For each cord blood sample, the researchers identified cell markers unique to the mother. While they couldn’t pick out individual cells from the blood, they could screen the total DNA present. In babies with uninfected mothers, they found roughly four copies of the mother’s DNA for every 100,000 copies of the baby’s DNA, which was in line with other maternal microchimerism studies. But in babies where the mother’s placenta was infected, the maternal DNA ratio was significantly higher, on average about 800 copies per 100,000, and for severe infections, it would climb to just over 2,000 copies per 100,000. Red blood cells don’t contain DNA, so this DNA likely comes from white blood cells. To put it a different way, in these babies, close to 1 percent of all the circulating immune cells are their mother’s.
Researchers found another association when they studied the results from medical screens. Children whose mothers were infected had higher rates of infection with the malaria parasite but were less likely to become sick or hospitalized. This may seem counterintuitive, but it’s the immune system’s response to the malaria parasite that leads to the inflammation, pain, fever and fatigue.
“We think that the maternal cells are saying to the baby, ‘Don’t react that much,’” said Harrington. This tolerance means the child is more susceptible to infection but less likely to get sick.
Putting the Pieces Together
Harrington doesn’t know yet if the mother’s immune cells are taking an active role in the malaria response, or if they’re indirectly educating the baby’s immune system; it’s something she’s planning to investigate as part of two similar studies planned in Mali and Uganda. But either mechanism demonstrates a long-term immunological role for microchimerism in mammals. And in humans, malaria may have played a role in this adaptation.

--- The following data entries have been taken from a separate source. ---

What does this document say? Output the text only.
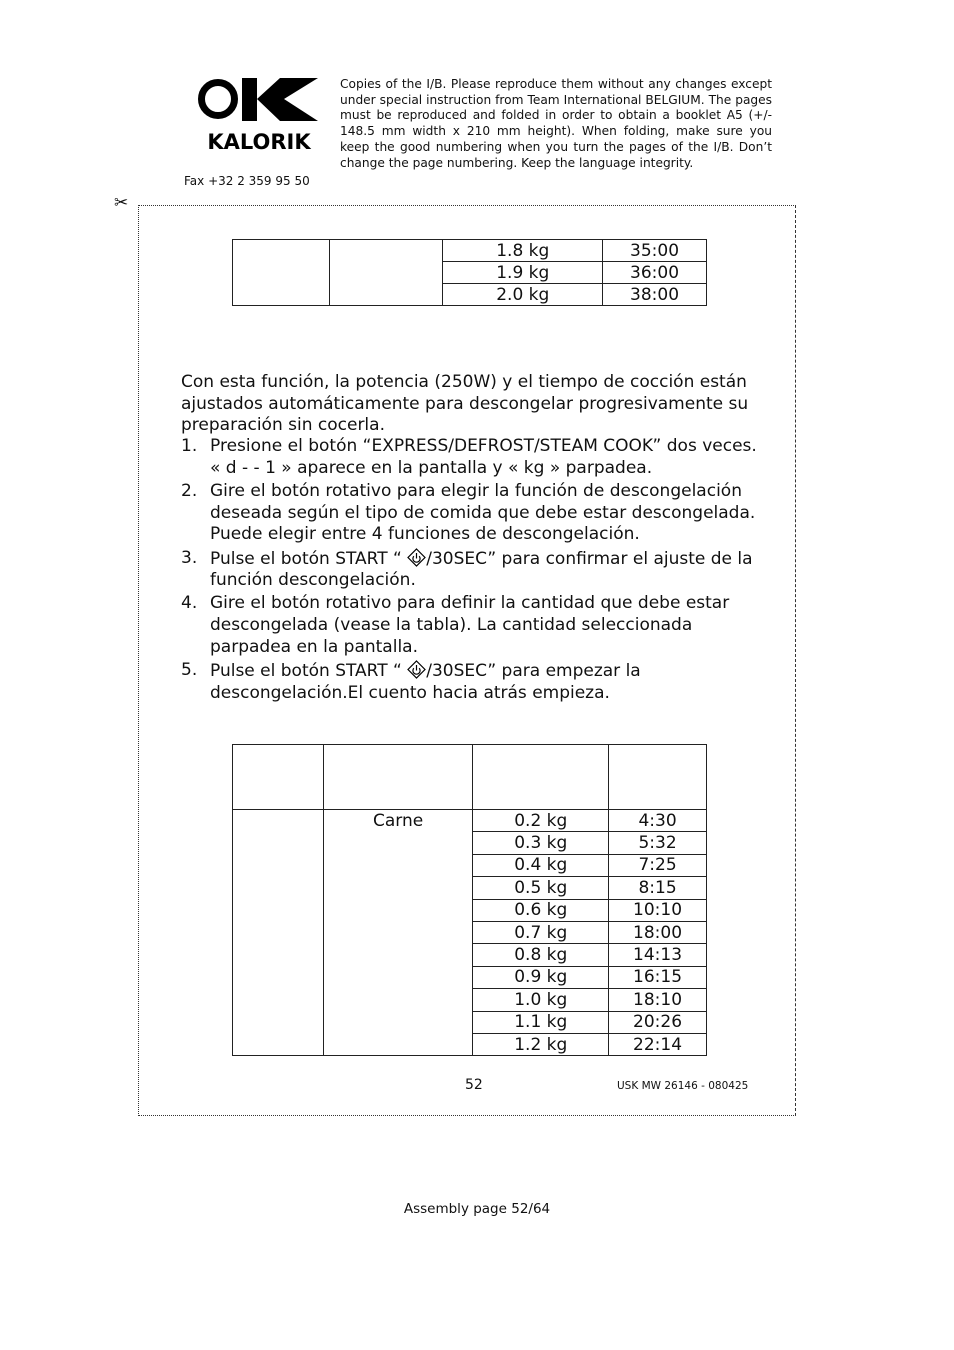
KALORIK
Fax +32 2 359 95 50
Copies of the I/B. Please reproduce them without any changes except under special instruction from Team International BELGIUM. The pages must be reproduced and folded in order to obtain a booklet A5 (+/- 148.5 mm width x 210 mm height). When folding, make sure you keep the good numbering when you turn the pages of the I/B. Don’t change the page numbering. Keep the language integrity.
✂
		1.8 kg	35:00
		1.9 kg	36:00
		2.0 kg	38:00
Con esta función, la potencia (250W) y el tiempo de cocción están ajustados automáticamente para descongelar progresivamente su preparación sin cocerla.
1. Presione el botón “EXPRESS/DEFROST/STEAM COOK” dos veces. « d - - 1 » aparece en la pantalla y « kg » parpadea.
2. Gire el botón rotativo para elegir la función de descongelación deseada según el tipo de comida que debe estar descongelada. Puede elegir entre 4 funciones de descongelación.
3. Pulse el botón START “ /30SEC” para confirmar el ajuste de la función descongelación.
4. Gire el botón rotativo para definir la cantidad que debe estar descongelada (vease la tabla). La cantidad seleccionada parpadea en la pantalla.
5. Pulse el botón START “ /30SEC” para empezar la descongelación.El cuento hacia atrás empieza.

	Carne	0.2 kg	4:30
		0.3 kg	5:32
		0.4 kg	7:25
		0.5 kg	8:15
		0.6 kg	10:10
		0.7 kg	18:00
		0.8 kg	14:13
		0.9 kg	16:15
		1.0 kg	18:10
		1.1 kg	20:26
		1.2 kg	22:14
52	USK MW 26146 - 080425
Assembly page 52/64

“Malaria is probably the largest force in human evolution,” said Harrington. To counter the parasite’s virulence, our genomes have retained adaptations that lead to sickle cell anemia, thalassemia and other red blood cells diseases that, taken together, make up humankind’s most common Mendelian diseases.
Despite the small sample size, the work is significant and [its findings] proactive, said Sing Sing Way, an infectious diseases pediatrician at Cincinnati Children’s Hospital who was not involved in the study. Way, who studies microchimerism in animal models, said he hopes these results will drive new research “for people like me, who test things in animal models, to formulate hypotheses and figure out where this biology is coming from.”
Duffy thinks the microchimerism study could be used to develop risk markers to help identify children more susceptible to severe malaria. In those cases, closer monitoring and more frequent regular checkups could keep such kids healthier. This would lead to a departure from current medical practices, in which malaria treatments are of the one-size-fits-all variety. “We need a deeper understanding of who’s really at risk for the worst outcomes,” said Duffy.